With a second Bush administration on its way, the list of available lawyers on local firms’ wish lists is decidedly smaller than it may have been had John Kerry won the election.

But the revolving door between the government and private practice will keep turning regardless, and with that in mind Legal Times asked a number of recruiters and lawyers at D.C.-area law firms who they consider to be the hottest hires and the biggest “gets” among lawyers who may be leaving the administration.

While many were willing to name names when asked about administration officials, they requested anonymity when it came to their own. What follows, then, is a wish list of sorts.

Moving between the government and private practice can promise a big payday for upper-level administration officials. Big names can trade their policy experience and their government contacts for up to six times their government salary.

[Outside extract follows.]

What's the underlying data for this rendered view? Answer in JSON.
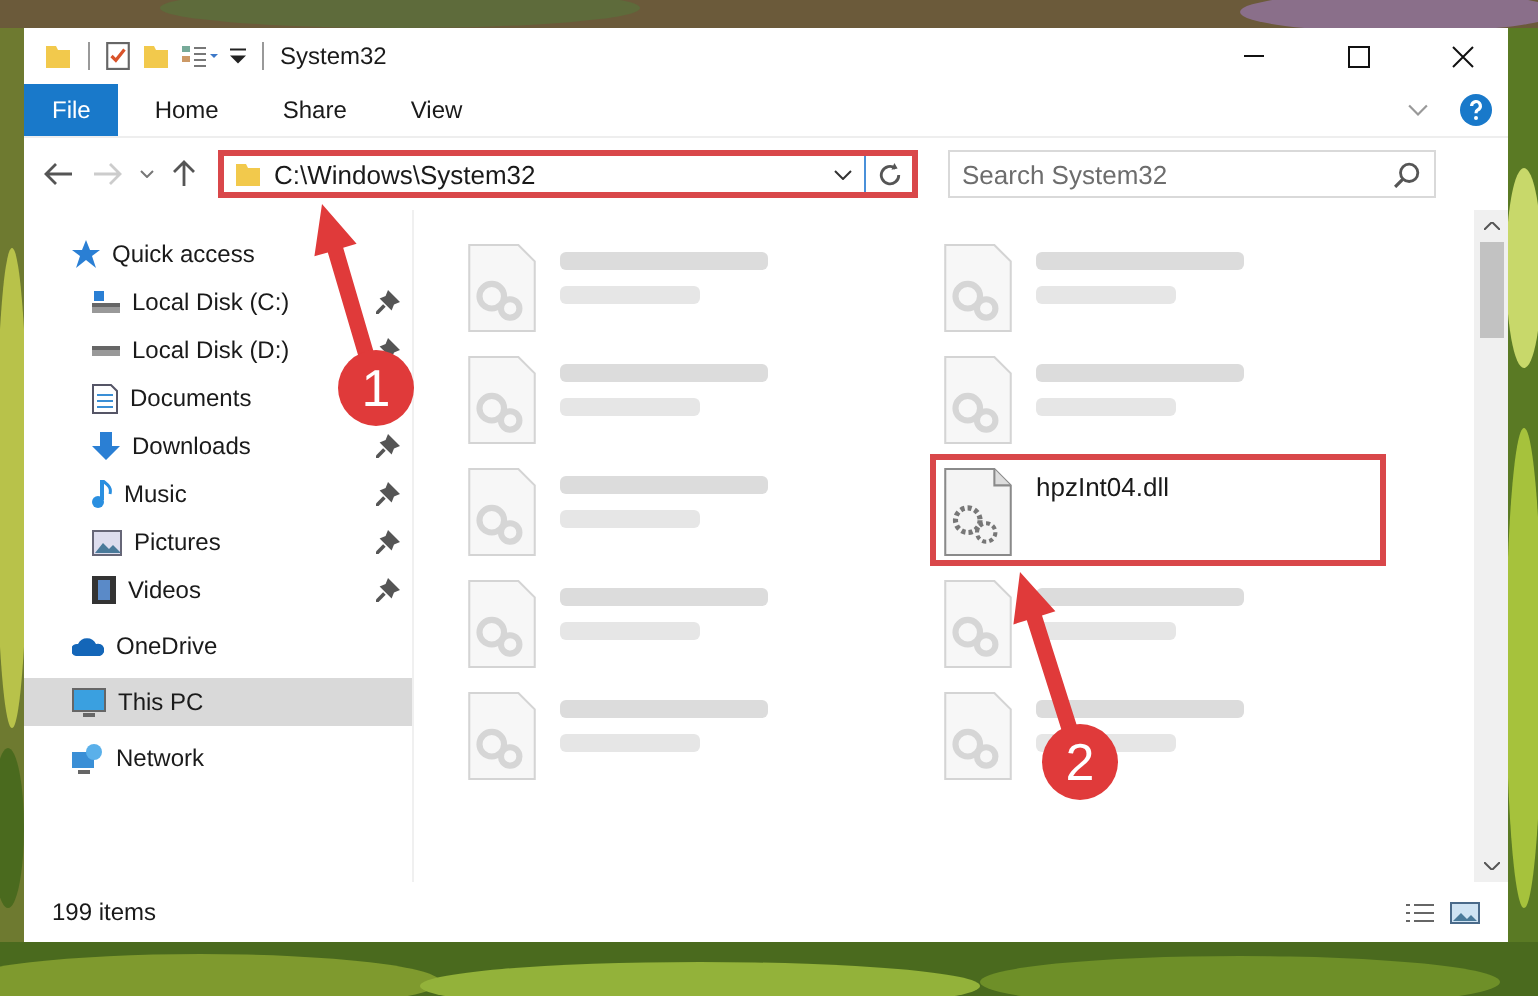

One agency where it seems administration officials can write their own ticket is the Securities and Exchange Commission. Recruiters say anyone with SEC enforcement experience is considered golden. The top name on most people’s lips is current Director of Enforcement Stephen Cutler.

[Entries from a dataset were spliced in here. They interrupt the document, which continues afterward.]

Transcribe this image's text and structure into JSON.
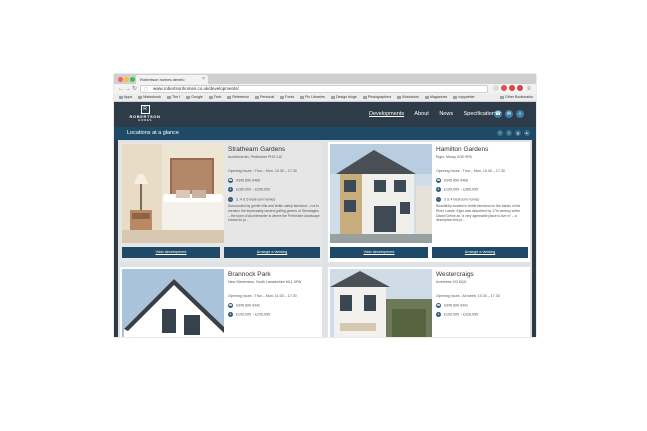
{
  "browser": {
    "tab_title": "Robertson homes develo",
    "url": "www.robertsonhomes.co.uk/developments/",
    "bookmarks": [
      "Apps",
      "Makerbook",
      "The t",
      "Google",
      "Tech",
      "Reference",
      "Personal",
      "Fonts",
      "Pic Libraries",
      "Design blogs",
      "Photographers",
      "Illustrators",
      "Magazines",
      "copywriter"
    ],
    "other_bookmarks": "Other Bookmarks",
    "colors": {
      "close": "#fc615d",
      "minimize": "#fdbc40",
      "maximize": "#34c84a"
    }
  },
  "site": {
    "logo_name": "ROBERTSON",
    "logo_sub": "HOMES",
    "logo_mark": "R",
    "nav": [
      "Developments",
      "About",
      "News",
      "Specifications"
    ],
    "page_title": "Locations at a glance",
    "colors": {
      "header": "#2e3c49",
      "titlebar": "#1f4a67",
      "button": "#1f4a67",
      "accent": "#3c7fa6"
    }
  },
  "cards": [
    {
      "title": "Strathearn Gardens",
      "address": "Auchterarder, Perthshire PH3 1JZ",
      "hours": "Opening hours : Thur – Mon, 10.30 – 17.30",
      "phone": "0345 890 9466",
      "price": "£180,000 – £295,000",
      "bedrooms": "3, 4 & 5 bedroom homes",
      "description": "Surrounded by gentle hills and fertile valley farmland – not to mention the impeccably landed golfing greens of Gleneagles – the town of Auchterarder is where the Perthshire landscape shows its pl...",
      "view_label": "View development",
      "arrange_label": "Arrange a viewing"
    },
    {
      "title": "Hamilton Gardens",
      "address": "Elgin, Moray IV30 5PA",
      "hours": "Opening hours : Thur – Mon, 10.30 – 17.30",
      "phone": "0345 890 9468",
      "price": "£199,995 – £389,995",
      "bedrooms": "3 & 4 bedroom homes",
      "description": "Beautifully located in fertile farmland on the banks of the River Lossie, Elgin was described by 17th century writer Daniel Defoe as \"a very agreeable place to live in\" – a description this pl...",
      "view_label": "View development",
      "arrange_label": "Arrange a viewing"
    },
    {
      "title": "Brannock Park",
      "address": "New Stevenston, North Lanarkshire ML1 5FW",
      "hours": "Opening hours : Thur – Mon, 11.00 – 17.00",
      "phone": "0345 890 9442",
      "price": "£145,995 – £235,995"
    },
    {
      "title": "Westercraigs",
      "address": "Inverness IV3 8QG",
      "hours": "Opening hours : All week, 10.30 – 17.30",
      "phone": "0345 890 9441",
      "price": "£199,995 – £328,995"
    }
  ]
}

“Cutler is the man,” says one recruiter. Another says, “He is a slam dunk. Once he decides to move on, everyone will be all over him.”

One recruiter heard that Cutler may be in talks to join the D.C. office of Davis Polk & Wardwell. While Davis Polk only has a small local office for the moment, the firm would bulk up its D.C. presence in order to land him. Other recruiters believe the move would make sense since Cutler’s deputy, Linda Thomsen, was at the firm before she joined the SEC. A Davis Polk spokesman says the firm has no comment.

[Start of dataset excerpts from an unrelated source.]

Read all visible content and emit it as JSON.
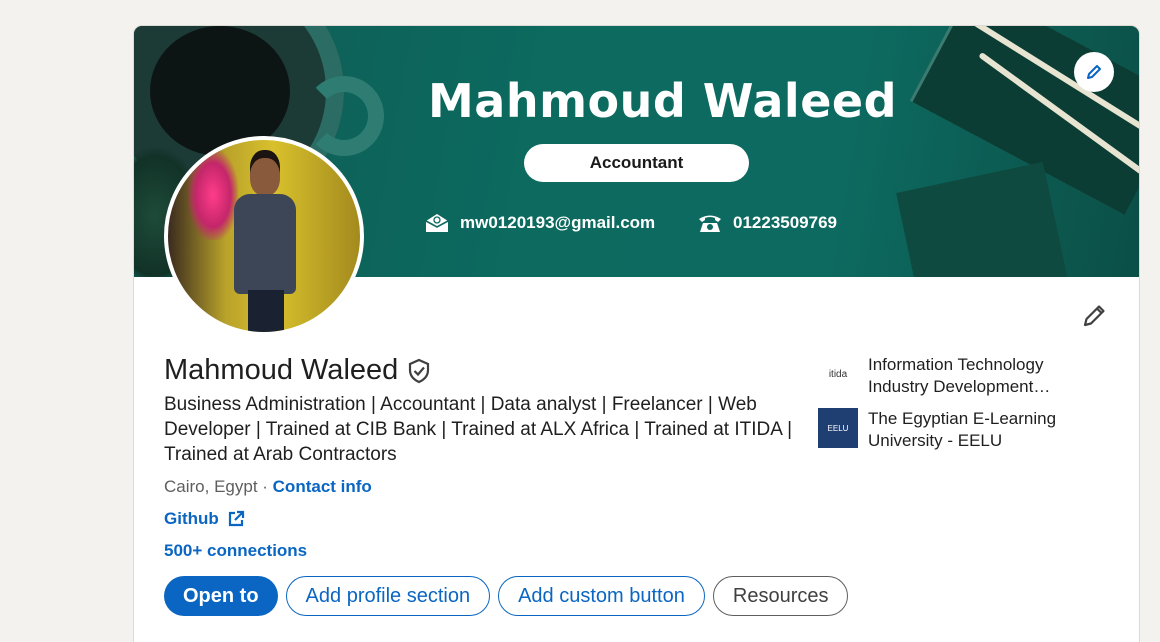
{
  "banner": {
    "name": "Mahmoud Waleed",
    "title_pill": "Accountant",
    "email": "mw0120193@gmail.com",
    "phone": "01223509769"
  },
  "profile": {
    "name": "Mahmoud Waleed",
    "headline": "Business Administration | Accountant | Data analyst | Freelancer | Web Developer | Trained at CIB Bank | Trained at ALX Africa | Trained at ITIDA | Trained at Arab Contractors",
    "location": "Cairo, Egypt",
    "separator": " · ",
    "contact_info_label": "Contact info",
    "github_label": "Github",
    "connections": "500+ connections"
  },
  "actions": {
    "open_to": "Open to",
    "add_profile_section": "Add profile section",
    "add_custom_button": "Add custom button",
    "resources": "Resources"
  },
  "organizations": [
    {
      "name_line1": "Information Technology",
      "name_line2": "Industry Development…",
      "logo_text": "itida"
    },
    {
      "name_line1": "The Egyptian E-Learning",
      "name_line2": "University - EELU",
      "logo_text": "EELU"
    }
  ],
  "colors": {
    "brand_blue": "#0a66c2",
    "banner_teal": "#0c6a5f",
    "page_bg": "#f4f2ee"
  },
  "icons": {
    "verified": "shield-check-icon",
    "edit": "pencil-icon",
    "external_link": "external-link-icon",
    "email": "envelope-icon",
    "phone": "telephone-icon"
  }
}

For his part, Cutler declined to comment on his future plans except to say that he loves what he does.

But if he were to leave, the head of one securities enforcement practice at a D.C. firm says Cutler’s combination of skills — heading the Enforcement Division and his history at Wilmer Cutler Pickering Hale & Dorr — make him unique among SEC recruits.

One recruiter puts his salary potential at $1 million plus. And another says he will easily make the top of any firm’s pay scale.

Cutler came into office in October 2001 and confronted a market plagued by corporate scandal, including the collapse of the Enron Corp. As chief of the SEC’s Enforcement Division, he brought an unprecedented number of enforcement actions. He also facilitated the settlement between Wall Street banks and New York Attorney General Eliot Spitzer over the banks’ alleged conflicts of interest.

“He has been very visible,” says one recruiter. “So who better to take to your clients than the top cop?”

Running a close second to Cutler is his deputy, Thomsen, an attorney recruiters say is definitely on firms’ wish lists.

“She is probably talked about the most besides Cutler,” says one.

However, the pervading sense is that she may not be ready to move on from the government yet.

In the past few months, the SEC has already experienced a few defections from its ranks as deputies and assistants made the jump into private practice. Most notable was Thomas Newkirk, the associate director of the Enforcement Division, who jumped ship to Jenner & Block, where he will officially begin later this month.

While the future of just-resigned Attorney General John Ashcroft is still a matter of speculation, some local firms have their eye on his deputy, James Comey. Legal Times reported last month that Comey was not a serious candidate to replace Ashcroft because of White House political concerns.